Many of you were probably unaware Jon Kitna had retired from the NFL. (He did, back in January after wrapping his 15th season.)
Kitna wasted no time in moving on with his life, embarking on a new career as a high school math teacher and football coach in Tacoma, Wash.
"I knew football was over," Kitna told KJR-AM radio in Seattle (via SportsRadioInterviews.com). "Whether it was starting to teach or whatever, my time was done. I was blessed to play as long as I played and never imagined it going as long as it did."
Kitna teaches at the same school where his son will be a freshman in the fall. He jumped right into the job mid-year to ensure a sense of normalcy for his family. Kitna never expected to have an extended NFL career, and always thought he'd be a math teacher. Football had merely delayed the inevitable.
"Well, that was my degree, and I enjoy it. I enjoy math," he said. "I've found it much more difficult than I thought coming back here. And I've always felt like I had a healthy respect for teachers, but now I feel like I just have even more."

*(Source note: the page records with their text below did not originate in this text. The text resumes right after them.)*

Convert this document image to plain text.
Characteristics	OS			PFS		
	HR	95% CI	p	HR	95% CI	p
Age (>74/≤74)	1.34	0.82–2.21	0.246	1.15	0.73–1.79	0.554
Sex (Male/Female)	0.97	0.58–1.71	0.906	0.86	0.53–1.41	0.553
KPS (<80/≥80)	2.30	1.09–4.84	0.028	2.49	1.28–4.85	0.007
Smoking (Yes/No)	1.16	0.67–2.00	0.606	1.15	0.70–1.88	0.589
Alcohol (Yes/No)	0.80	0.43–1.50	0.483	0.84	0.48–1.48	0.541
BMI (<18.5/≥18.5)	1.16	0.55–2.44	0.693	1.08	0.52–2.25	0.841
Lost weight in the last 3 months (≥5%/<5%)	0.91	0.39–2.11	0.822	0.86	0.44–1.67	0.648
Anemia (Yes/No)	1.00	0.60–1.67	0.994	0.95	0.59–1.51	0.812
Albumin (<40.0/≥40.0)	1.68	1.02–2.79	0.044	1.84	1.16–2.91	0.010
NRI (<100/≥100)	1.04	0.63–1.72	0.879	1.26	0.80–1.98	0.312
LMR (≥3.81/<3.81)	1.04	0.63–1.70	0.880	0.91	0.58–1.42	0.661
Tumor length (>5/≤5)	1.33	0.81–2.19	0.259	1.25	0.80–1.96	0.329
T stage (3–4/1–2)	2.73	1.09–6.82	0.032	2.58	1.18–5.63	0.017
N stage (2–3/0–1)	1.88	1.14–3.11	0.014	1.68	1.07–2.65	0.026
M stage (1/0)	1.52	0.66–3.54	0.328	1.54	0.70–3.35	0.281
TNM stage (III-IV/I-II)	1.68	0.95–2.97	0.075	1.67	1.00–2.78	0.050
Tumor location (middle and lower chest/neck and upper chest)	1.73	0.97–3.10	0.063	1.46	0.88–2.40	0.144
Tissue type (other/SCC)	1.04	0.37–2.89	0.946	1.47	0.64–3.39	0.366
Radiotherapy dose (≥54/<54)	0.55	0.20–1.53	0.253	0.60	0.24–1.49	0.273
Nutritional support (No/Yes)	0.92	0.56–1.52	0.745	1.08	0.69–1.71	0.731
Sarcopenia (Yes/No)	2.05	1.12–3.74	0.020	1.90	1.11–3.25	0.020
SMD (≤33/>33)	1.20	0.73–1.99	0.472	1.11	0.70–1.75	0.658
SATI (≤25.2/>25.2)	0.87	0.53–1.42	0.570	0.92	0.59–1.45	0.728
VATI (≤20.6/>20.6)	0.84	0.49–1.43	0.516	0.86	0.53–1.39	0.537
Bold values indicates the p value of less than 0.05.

Don't expect Kitna to get Brett Favre-esque pangs for a return to the game. With his troublesome back becoming more of an issue in recent years, he told the Dallas Cowboys he could no longer be counted on as a backup to Tony Romo.
Kitna's playing days are done, but he has embraced the idea of molding young men as a coach.
"My vision is to run a football program that focuses on training the young man, not the football player," he said. "We call it being a transformational coach as opposed to a transactional coach. Coaching character and integrity through the avenue of high-school football and producing better young men as they graduate and move on."
We sometimes hear negative stories about players who struggle to make the transition to life after the NFL, but Kitna shows that it can be done, when a gameplan is already in place.